Wednesday, September 16, 2009

Medal of Honor: Then and now

I’m glad America still takes time to honor some of its military heroes.

Several news media outlets have been covering this week’s annual convention of Medal of Honor recipients in Chicago.

According to the Congressional Medal of Honor Society, 3,447 individuals have received the medal. Ninety-five are still living.

The Medal of Honor got its start during the Civil War in 1862.

Its first recipients were six Union soldiers who took part in the “Great Locomotive Chase” in Georgia, where I live.

Pvt. Jacob Parrott (left) has the distinction of getting it first. The Congressional Medal of Honor Society cites the Ohioan “who, by direction of Gen. Mitchell (or Buell) penetrated nearly 200 miles south into enemy territory and captured a railroad train at Big Shanty, Ga., in an attempt to destroy the bridges and tracks between Chattanooga and Atlanta.”

The only female Medal of Honor recipient is Mary Edwards Walker, a Civil War surgeon.

A recipient acts "conspicuously by gallantry and intrepidity at the risk of his [or her] life above and beyond the call of duty while engaged in an action against an enemy of the United States."

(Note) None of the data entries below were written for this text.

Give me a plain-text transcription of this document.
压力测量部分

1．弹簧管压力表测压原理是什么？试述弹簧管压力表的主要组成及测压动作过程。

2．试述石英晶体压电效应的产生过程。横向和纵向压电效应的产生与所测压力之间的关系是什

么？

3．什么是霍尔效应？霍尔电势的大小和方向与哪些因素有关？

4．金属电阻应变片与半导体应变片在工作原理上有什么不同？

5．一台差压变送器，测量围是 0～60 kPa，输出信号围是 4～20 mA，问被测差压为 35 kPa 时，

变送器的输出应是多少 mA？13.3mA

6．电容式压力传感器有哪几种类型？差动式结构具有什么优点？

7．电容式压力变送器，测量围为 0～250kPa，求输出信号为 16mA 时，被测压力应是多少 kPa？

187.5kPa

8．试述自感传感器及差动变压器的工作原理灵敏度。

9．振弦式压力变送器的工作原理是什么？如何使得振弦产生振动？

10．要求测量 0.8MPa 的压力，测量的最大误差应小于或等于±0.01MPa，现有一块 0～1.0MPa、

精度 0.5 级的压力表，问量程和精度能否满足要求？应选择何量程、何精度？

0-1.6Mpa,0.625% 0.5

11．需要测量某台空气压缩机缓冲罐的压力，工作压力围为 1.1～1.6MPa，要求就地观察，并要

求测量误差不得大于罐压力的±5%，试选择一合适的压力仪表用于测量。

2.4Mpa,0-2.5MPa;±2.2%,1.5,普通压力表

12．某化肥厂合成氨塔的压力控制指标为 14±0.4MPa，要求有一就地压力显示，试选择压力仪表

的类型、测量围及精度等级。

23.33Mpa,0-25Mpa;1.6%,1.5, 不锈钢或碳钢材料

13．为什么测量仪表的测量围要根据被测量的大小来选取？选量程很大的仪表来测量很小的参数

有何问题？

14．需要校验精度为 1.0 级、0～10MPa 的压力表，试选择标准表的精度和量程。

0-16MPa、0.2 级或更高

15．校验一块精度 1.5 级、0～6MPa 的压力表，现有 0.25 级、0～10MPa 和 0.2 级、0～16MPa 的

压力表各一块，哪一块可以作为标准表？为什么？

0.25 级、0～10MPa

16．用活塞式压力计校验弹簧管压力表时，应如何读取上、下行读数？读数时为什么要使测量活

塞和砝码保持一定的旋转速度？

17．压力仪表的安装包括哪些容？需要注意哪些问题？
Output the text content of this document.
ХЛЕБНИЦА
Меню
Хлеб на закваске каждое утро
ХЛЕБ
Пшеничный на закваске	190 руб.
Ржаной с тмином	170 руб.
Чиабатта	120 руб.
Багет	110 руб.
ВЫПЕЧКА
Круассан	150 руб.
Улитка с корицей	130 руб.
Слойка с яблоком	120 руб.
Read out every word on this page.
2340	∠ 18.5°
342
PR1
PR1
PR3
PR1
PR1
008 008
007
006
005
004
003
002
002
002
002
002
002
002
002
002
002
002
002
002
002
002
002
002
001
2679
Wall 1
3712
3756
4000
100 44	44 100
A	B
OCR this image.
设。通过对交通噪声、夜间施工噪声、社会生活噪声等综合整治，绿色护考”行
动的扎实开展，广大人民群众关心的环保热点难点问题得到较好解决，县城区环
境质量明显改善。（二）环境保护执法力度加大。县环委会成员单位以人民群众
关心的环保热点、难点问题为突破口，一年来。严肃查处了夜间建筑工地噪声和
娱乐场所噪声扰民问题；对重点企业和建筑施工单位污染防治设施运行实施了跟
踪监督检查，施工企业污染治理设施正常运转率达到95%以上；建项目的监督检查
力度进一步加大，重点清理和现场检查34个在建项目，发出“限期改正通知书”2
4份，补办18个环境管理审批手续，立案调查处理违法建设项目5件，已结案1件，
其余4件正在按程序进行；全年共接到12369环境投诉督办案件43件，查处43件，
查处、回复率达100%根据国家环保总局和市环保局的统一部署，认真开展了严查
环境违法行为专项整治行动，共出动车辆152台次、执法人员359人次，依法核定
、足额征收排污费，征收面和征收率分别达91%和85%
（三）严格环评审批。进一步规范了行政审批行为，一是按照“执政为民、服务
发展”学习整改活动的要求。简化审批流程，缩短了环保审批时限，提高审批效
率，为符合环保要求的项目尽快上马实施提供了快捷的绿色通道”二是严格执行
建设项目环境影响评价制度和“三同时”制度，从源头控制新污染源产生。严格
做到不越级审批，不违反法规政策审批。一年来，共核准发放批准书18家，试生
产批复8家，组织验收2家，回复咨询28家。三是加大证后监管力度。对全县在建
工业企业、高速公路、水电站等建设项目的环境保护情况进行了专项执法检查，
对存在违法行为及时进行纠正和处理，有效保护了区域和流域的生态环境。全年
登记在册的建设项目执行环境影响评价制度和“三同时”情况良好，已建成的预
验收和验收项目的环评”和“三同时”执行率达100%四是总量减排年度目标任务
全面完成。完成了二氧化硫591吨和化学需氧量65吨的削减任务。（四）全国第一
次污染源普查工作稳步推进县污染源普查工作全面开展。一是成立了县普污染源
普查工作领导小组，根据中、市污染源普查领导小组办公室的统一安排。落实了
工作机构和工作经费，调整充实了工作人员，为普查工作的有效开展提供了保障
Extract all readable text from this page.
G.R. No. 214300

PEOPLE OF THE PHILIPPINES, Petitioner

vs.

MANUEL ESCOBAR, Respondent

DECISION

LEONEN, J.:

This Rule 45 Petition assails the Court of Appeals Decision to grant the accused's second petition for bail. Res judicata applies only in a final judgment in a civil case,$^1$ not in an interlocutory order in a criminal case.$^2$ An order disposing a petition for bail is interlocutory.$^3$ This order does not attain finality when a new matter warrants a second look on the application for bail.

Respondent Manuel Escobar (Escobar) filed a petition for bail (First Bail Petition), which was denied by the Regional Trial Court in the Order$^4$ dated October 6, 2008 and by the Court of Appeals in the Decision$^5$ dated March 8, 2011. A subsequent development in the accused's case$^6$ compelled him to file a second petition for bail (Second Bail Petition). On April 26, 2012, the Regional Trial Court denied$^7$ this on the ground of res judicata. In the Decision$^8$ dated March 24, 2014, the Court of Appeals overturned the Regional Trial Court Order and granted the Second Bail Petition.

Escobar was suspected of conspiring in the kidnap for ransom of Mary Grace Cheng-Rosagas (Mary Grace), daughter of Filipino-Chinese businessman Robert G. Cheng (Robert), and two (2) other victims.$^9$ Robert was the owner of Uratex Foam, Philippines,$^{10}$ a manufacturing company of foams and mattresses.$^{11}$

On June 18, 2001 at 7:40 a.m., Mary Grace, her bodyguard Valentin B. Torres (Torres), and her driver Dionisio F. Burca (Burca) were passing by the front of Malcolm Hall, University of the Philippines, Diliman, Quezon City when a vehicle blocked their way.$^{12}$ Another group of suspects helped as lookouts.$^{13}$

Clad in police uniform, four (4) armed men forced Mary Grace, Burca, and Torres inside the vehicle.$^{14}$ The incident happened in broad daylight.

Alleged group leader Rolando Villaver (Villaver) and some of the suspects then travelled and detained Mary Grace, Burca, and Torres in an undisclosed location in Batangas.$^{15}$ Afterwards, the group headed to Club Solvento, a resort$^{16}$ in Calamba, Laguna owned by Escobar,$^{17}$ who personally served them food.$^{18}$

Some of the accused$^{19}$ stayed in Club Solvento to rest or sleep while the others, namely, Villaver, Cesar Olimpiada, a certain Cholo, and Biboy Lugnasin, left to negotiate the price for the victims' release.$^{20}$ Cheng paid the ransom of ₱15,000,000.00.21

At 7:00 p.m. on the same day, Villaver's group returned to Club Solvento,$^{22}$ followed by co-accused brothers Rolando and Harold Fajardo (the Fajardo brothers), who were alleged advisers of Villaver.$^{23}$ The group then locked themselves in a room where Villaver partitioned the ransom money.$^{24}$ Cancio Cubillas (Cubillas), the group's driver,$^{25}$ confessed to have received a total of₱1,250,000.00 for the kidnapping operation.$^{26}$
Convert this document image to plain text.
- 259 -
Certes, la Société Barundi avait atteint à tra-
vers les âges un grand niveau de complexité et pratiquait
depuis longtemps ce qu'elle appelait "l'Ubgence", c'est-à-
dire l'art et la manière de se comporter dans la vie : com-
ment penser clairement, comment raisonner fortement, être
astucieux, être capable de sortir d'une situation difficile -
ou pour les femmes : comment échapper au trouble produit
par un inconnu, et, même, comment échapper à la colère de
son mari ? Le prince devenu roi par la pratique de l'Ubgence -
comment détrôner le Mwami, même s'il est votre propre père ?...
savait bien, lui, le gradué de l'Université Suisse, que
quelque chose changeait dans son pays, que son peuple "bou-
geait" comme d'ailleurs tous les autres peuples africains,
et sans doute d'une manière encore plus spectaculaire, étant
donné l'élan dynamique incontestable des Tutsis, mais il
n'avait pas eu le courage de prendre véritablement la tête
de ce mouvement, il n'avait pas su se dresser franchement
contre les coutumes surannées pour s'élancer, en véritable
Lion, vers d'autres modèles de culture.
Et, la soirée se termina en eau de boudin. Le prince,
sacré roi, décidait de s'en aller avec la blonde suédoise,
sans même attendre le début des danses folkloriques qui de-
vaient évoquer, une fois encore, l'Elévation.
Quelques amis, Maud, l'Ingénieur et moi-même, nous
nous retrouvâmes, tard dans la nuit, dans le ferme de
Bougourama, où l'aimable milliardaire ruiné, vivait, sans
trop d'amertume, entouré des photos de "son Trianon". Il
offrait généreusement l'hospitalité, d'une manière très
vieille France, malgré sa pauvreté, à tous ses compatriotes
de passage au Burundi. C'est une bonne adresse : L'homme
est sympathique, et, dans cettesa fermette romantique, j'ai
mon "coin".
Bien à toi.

Six U.S. service members have been chosen for the Medal of Honor during the wars in Iraq and Afghanistan.

During a ceremony Tuesday at Soldier Field, public and military officials called the medal recipients heroes.

"They're very special human beings," Illinois Gov. Pat Quinn said. "They're the best of the best. The pride of our nation."

Members of all branches of the U.S. military are eligible to receive the medal, and each service has a unique design with the exception of the Marine Corps and Coast Guard, which both use the Navy's medal.